В самом начале сентября 1941 года, когда вот-вот должно было сомкнуться кольцо блокады, он был вызван повесткой в управление милиции. В результате какой-то ошибки Пантелеев подлежал высылке из Ленинграда. Алексей Иванович не уехал. В тот же день он написал письма — в Совет фронта и своим московским друзьям и старшим братьям по перу Маршаку и Фадееву.

К концу марта в последней стадии дистрофии он был подобран «скорой помощью» и доставлен в больницу на Каменном острове. Замечательные врачи, сестры Пластинины и М. П. Семенова, сделали все, чтобы спасти его. Эти же врачи спустя некоторое время спасли от смерти Александру Васильевну, мать писателя.

А в это время дело его уже решилось, нелепая ошибка была исправлена, только узнал он об этом много позже. 6 июля 1942 года А. А. Фадеев вывез тяжелобольного Пантелеева на самолете в Москву. Несколько месяцев Алексей Иванович провел в санатории и в госпитале. Несмотря на слабое еще состояние здоровья, в это время он уже работал в полную силу: привел в порядок и обработал ленинградские записные книжки написал рассказы и повести «На ялике», «Долорес», «Костя», «Голос Суворова», «Маринка», «Первый подвиг», «Главный инженер», пьесы «Анечка» и «Ночные гости».

В апреле 1943 года Пантелеев подал заявление в ГлавПУРККА с просьбой призвать его в армию. Он был направлен в Военно-инженерное училище в Болшеве, затем служил в инженерных войсках, был редактором ежедневной батальонной газеты «Из траншей по врагу».

Осенью того же года его отозвали из армии в распоряжение ЦК ВЛКСМ. Некоторое время он работал в Военном отделе, потом его направили на работу в издательство «Молодая гвардия». Несколько лет он был членом редколлегии журналов «Дружные ребята» и «Мурзилка».

В январе 1944 года по командировке ЦК ВЛКСМ Пантелеев едет в Ленинград: это было время решающих боев, окончательного разгрома немецкой группировки.

И вот снова Ленинград, город, уде все «до спазмов в горле, до слез, до сердцебиения знакомо». Целых — и каких! — полтора года прошло со времени отъезда. «Хожу, хожу — и не могу насытиться, наглядеться, налюбоваться и — нагореваться». И казалось еще, целая жизнь прошла со дня приезда и до того лня, когда прозвучал салют в честь освобождения города от блокады. Не знаю, как описать и с чем сравнить мгновенье, когда на углу Ковенского и Знаменской толпа женщин — не одна, не две, а целая толпа женщин навзрыд зарыдала, кода мальчишки от чистого сердца — и также со слезами в голосе — закричали «ура», когда у меня у самого слезы неожиданно хлынули из глаз».

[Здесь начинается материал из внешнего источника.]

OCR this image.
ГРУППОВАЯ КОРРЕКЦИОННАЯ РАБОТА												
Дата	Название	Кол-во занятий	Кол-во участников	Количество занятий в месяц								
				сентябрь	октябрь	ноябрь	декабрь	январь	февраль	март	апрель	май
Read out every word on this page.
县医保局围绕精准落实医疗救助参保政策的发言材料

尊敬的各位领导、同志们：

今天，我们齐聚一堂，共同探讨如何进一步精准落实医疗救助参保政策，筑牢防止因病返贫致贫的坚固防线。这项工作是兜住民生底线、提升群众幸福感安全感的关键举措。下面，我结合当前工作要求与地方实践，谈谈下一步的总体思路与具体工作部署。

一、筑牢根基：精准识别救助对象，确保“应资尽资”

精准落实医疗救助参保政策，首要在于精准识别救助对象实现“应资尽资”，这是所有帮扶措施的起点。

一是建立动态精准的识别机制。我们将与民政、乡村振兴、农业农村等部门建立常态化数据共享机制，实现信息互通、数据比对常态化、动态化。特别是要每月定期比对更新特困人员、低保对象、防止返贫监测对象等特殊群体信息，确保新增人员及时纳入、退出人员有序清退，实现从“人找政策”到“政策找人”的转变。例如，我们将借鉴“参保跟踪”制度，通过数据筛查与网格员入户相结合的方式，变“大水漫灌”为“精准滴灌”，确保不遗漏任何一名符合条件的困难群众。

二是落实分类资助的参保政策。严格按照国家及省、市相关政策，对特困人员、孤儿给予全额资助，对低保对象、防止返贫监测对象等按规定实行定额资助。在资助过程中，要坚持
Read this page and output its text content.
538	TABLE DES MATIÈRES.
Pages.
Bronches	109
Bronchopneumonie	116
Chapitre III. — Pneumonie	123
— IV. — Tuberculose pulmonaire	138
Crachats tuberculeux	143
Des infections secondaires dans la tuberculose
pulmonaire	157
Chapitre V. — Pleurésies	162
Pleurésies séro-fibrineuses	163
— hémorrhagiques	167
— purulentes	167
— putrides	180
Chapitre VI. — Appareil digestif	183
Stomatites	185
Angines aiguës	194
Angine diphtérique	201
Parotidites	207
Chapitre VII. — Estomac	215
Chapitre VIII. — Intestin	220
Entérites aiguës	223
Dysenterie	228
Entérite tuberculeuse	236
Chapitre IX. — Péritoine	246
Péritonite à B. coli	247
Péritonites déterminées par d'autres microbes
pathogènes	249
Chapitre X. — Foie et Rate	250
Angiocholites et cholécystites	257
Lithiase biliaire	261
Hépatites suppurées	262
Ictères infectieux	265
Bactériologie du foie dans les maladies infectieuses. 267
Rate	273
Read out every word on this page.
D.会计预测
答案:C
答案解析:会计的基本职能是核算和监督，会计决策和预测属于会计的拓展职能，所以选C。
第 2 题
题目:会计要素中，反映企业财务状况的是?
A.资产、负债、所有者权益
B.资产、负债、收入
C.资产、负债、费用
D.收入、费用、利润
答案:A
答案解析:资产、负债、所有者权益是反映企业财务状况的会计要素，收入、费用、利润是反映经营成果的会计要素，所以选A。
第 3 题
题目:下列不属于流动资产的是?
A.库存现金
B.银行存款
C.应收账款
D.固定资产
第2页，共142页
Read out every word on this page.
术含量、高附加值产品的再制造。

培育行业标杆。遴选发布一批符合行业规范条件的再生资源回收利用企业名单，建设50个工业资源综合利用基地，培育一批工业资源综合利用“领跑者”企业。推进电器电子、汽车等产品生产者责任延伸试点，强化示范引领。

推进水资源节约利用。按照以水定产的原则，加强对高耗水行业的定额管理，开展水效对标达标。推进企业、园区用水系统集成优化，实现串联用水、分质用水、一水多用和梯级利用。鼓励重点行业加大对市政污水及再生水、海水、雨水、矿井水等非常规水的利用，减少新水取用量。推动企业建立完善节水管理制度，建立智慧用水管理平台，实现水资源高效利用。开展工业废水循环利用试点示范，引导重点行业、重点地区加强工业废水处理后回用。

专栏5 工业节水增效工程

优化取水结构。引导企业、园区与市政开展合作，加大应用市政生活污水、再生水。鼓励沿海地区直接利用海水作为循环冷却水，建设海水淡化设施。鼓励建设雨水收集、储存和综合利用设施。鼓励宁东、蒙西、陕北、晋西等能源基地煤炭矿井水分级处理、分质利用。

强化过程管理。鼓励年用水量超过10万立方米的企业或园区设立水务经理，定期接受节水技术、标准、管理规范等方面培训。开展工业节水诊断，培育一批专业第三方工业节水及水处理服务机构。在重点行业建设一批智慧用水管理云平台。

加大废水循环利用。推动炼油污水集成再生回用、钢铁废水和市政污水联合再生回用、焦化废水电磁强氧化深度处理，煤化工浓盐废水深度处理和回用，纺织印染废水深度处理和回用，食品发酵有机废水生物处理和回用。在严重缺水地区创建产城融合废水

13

В 1947 году, отказавшись от предложения перебраться на постоянное жительство в Москву, Пантелеев в звании капитана запаса возвращается в родной Ленинград.

Так выглядела внешняя биография Пантелеева в годы Великой Отечественной войны. Но за этим стояла большая жизнь писателя-патриота, подлинного ленинградца. Он не растерялся в труднейших условиях, в каких находился почти год блокады: не имея возможности печататься и оружием слова участвовать в непреклонной борьбе, которую вели писатели за свой город, он работал ежедневно, уверенный в необходимости этой работы, убежденный, что об этих днях человечество должно будет узнать — и узнать всю правду. Потому и писалось ему «легко, как никогда легко и свободно». Вот декабрьская запись 1941 года:

«Сил нет, а тянет писать, работать. Сознание, как никогда, ясное… у стола моего до сих пор висит приколотый кнопками, начертанный еще в позапрошлом году девиз: «Nulla dies sine linea!». Плакатик закоптел, съежился, еле виден при свете коптилки, но — живет, вызывает, требует. Требует записывать то, что происходит вокруг, сегодняшнее, сиюминутное, писать правду и только правду (эти события лжи не потерпят…)».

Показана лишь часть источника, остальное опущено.